The increasing availability of high-quality magnetic Weyl semimetals, for which the Weyl-node positions in the energy-momentum space depend on the magnetization direction, opens the possibility to have Weyl-semimetal superstructures where the node positions vary in space to form periodic patterns.

In a recent article

M. Breitkreiz and P. W. Brouwer, Phys. Rev. Lett. 130, 196602 (2023)

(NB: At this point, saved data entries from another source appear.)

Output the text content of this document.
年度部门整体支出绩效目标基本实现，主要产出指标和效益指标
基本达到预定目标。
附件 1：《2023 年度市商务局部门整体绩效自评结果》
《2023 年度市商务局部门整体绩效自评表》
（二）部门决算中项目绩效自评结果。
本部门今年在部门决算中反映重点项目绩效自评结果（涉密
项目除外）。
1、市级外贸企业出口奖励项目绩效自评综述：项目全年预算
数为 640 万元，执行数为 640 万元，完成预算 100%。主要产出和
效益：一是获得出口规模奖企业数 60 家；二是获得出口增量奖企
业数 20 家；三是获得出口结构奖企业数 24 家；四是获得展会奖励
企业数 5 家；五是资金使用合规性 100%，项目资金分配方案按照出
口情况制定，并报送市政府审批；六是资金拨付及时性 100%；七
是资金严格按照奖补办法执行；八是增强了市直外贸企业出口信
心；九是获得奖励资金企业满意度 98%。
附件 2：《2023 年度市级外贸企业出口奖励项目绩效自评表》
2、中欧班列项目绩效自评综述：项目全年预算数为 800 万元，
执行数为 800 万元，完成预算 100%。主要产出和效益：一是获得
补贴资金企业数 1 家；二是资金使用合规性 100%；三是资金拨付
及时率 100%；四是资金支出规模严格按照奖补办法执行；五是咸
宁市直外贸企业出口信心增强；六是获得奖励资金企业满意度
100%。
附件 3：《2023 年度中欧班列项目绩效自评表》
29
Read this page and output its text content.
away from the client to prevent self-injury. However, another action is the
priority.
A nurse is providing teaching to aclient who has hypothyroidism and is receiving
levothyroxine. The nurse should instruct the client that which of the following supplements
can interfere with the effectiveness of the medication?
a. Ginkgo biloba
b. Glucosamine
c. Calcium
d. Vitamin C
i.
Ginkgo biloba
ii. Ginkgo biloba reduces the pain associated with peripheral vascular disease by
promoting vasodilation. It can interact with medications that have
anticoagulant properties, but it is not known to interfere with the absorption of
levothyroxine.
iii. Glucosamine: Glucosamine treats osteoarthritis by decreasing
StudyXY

we predict a novel metallic state of matter that emerges in some of these superstructures. It is characterized by the presence of Weyl-Fermion chirality and the associated chiral anomaly, but with a full Fermi surface instead of isolated Weyl nodes. A concrete example on how such a metal can be constructed theoretically is illustrated in the Figure to the left: Consider a stack of Weyl semimetals with rotating Weyl-Fermion positions. The Weyl-semimetal topology applied to such a heterostructure dictates that the Weyl-Fermion positions (red/blue dotted lines) must be connected by Fermi-arc states that are localized to the interfaces (red/blue solid lines). The Weyl Fermions themselves suffer from finite-size gapping due to reflections at interfaces. As a result, the low-energy states are built entirely from Fermi arcs, which form the Fermi surface of this system (in the Brillouin zone reduced to the periodicity of the superstructure).

These "Fermi-arc metals" turn out to have unique, observable properties. The Landau level spectrum shows a gap between the lowest and the higher energy levels at arbitrarily low magnetic fields. This leads to a characteristic universal magnetoconductance and an "invisibility" of the Fermi surface in quantum-oscillation experiments --- a set of standard Fermi-surface-detecting techniques --- while it remains fully visible for other techniques, such as ARPES and non-oscillatory parts of response functions. Both effects break with the basic text-book description of metals. Furthermore, the form in which the Weyl-Fermion chirality occurs in Fermi-arc metals favors interaction-induced chiral symmetry breaking and thus opens a new route towards the realization of axions.